Más de cien alumnos desaparecidos del “Colegio de la Patria” durante el Proceso de Reorganización Nacional dan cuenta del grado de politización y brutal represión vividos en un establecimiento educativo sobre el que la sociedad argentina deposita altas expectativas. Es “el Colegio”: forma a la élite.

Para la represión, el Colegio ubicado a dos cuadras de la Plaza de Mayo era la cuna de la subversión. Había que “podar la viña” y preservar las mentes jóvenes. Los estudiantes mayores eran el virus social que podía infectar a los más chicos, a quienes había que aislar. No podían relacionarse entre diferentes años, cada uno en su claustro.

Todo estaba garantizado por un férreo sistema de control. Dentro del edificio, las zonas verdes eran de libre circulación, mientras que las blancas no podían ser transitadas por alumnos. Deambular por sectores prohibidos implicaba sanciones. Reírse era reprobable. Besarse, motivo de expulsión.

Las sanciones llevaban a amonestaciones que a su vez generaban suspensiones. Más de 15 faltas significaba quedarse libre. Era tan fácil ganar castigos que a la paranoia constante se le sumaba el terror a ser expulsado, porque el Colegio, para muchos, era la vida.

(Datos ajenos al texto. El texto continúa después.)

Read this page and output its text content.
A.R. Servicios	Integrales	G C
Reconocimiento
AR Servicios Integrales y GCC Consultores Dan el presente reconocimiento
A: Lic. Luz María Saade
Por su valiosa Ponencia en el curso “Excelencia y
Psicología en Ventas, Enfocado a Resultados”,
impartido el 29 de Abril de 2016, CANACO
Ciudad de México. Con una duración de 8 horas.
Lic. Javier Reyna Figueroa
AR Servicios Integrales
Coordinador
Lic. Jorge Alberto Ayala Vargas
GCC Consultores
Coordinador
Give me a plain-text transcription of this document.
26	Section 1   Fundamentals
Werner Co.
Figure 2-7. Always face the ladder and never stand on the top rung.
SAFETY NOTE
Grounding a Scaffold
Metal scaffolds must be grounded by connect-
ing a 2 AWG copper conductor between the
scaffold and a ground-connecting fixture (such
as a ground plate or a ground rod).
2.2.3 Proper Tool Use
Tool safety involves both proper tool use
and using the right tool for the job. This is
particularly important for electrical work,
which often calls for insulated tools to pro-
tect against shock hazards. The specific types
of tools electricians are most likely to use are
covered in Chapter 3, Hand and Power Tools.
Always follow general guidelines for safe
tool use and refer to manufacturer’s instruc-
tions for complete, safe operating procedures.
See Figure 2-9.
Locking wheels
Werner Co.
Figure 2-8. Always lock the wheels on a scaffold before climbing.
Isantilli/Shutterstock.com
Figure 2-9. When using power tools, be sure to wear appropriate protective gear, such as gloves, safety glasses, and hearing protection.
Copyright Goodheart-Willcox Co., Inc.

Eduardo Maniglia era el rector. Los chicos lo llamaban la Bestia. Era el símbolo de la opresión que vivían. Sospechaban que las autoridades eran servicios, militares o policías. La represión lo abarcó todo. De lunes a viernes, el Campo de Deportes no era la excepción. Los recuerdos de los exalumnos están ligados a un frío helado: “No había primaveras en el Campo. Para mí era muy terrible, iba a sufrir”, dice Laura González (promoción 83).

Para llegar al Campo había que atravesar el puerto. Los colectivos llegaban hasta la Avenida Alem. La otra opción era el subte y caminar hacia el Río de la Plata. Caminaban por Cangallo –hoy Juan D. Perón– y el olor a semilla podrida y caca de paloma tapaba sus fosas nasales. Puerto Madero era un terreno baldío. Inhóspito y desolado. El frío lo hacía aún más sombrío. Ir solo no era una opción, menos siendo mujer: los obreros les gritaban obscenidades.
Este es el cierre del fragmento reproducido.